Hidradenitis suppurativa is a chronic condition characterized by recurrences that decrease in frequency over time [6,7]. A cohort study of 127 patient with hidradenitis suppurative followed for an average of 22 years showed disease improvement in 31.5%, remission in 39.4%, stable disease in 20.5%, and worsening in 8.7% [8]. Acute disease exacerbation is associated with premenstrual fares [6,7].
Hidradenitis suppurativa increases risk of developing adenocarcinoma and, more commonly squamous cell carcinoma, and typically arises from chronic lesions of 10-30 year [8,9]. Differentiation between Malignant Hidradenocarcinoma (MHA) and a benign hidradenoma is difficult; however, the distinguishing entities include greater mitotic activity, atypical mitotic figure and angiolymphatic invasion with loss of circumscription [14]. Histological characteristics describe two district cell types of MHA, darker fusiform cell with eosinophilic cytoplasm and larger cells with nuclear pleomorphism along with atypical mitotic figures [14].

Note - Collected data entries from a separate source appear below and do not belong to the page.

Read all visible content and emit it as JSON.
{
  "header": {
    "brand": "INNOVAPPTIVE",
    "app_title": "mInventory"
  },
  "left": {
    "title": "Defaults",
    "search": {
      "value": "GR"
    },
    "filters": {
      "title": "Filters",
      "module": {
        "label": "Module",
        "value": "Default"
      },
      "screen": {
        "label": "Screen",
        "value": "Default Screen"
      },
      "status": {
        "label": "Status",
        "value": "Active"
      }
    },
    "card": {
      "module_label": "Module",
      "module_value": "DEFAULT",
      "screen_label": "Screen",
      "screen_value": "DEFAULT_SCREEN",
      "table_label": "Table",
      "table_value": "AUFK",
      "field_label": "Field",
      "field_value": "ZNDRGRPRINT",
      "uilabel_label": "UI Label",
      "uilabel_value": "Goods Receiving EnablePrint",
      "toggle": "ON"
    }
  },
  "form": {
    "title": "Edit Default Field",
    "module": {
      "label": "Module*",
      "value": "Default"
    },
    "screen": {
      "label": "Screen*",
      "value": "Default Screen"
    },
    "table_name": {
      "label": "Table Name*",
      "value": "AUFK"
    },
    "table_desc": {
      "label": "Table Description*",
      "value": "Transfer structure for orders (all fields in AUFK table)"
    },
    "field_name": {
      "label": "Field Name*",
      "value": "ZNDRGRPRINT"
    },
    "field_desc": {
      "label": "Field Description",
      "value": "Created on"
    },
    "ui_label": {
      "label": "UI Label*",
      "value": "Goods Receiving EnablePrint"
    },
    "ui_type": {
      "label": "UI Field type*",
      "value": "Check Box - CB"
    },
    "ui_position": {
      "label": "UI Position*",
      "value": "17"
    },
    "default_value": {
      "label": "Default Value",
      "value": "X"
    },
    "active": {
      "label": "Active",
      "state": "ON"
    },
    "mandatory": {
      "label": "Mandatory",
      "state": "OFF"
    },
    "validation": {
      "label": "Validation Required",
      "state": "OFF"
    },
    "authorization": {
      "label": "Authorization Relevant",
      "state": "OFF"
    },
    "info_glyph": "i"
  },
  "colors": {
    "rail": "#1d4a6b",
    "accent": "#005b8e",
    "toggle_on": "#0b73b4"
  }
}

Currently, there are no uniform treatment guidelines. Treatment approach is dependent upon disease severity. For example, localized tumors require a combination of surgical resection and possible external beam radiation [10,11,14]. There is a role for chemotherapy with 5-FU or capecitabine in the setting of metastatic disease [10]. Some studies have suggested using the following second line agents: bleomycin, cyclophosphamide, doxorubicin, platins and bleomycin [10,11]. Further targeted therapy includes the use of trastuzumab, PI3K/Akt/mTOR pathway inhibitors, epidermal growth factor receptor inhibitor as well as antiandrogen agents [13,14].
This novel case highlights the importance of maintaining an open mind and broad working differential as a “Simple Diagnosis” of hidradenoma proved later to be metastatic hidradenocarcinoma. It demonstrates how difficult it can be to differentiate benign hidradenoma from malignant hidradenocarcinoma. Furthermore, it stresses the importance of advanced imaging and histopathology staining as well as the use of biomarkers. The limited information about hidradenocarcinoma, coupled with the lack of treatment guidelines underscores the need for further research.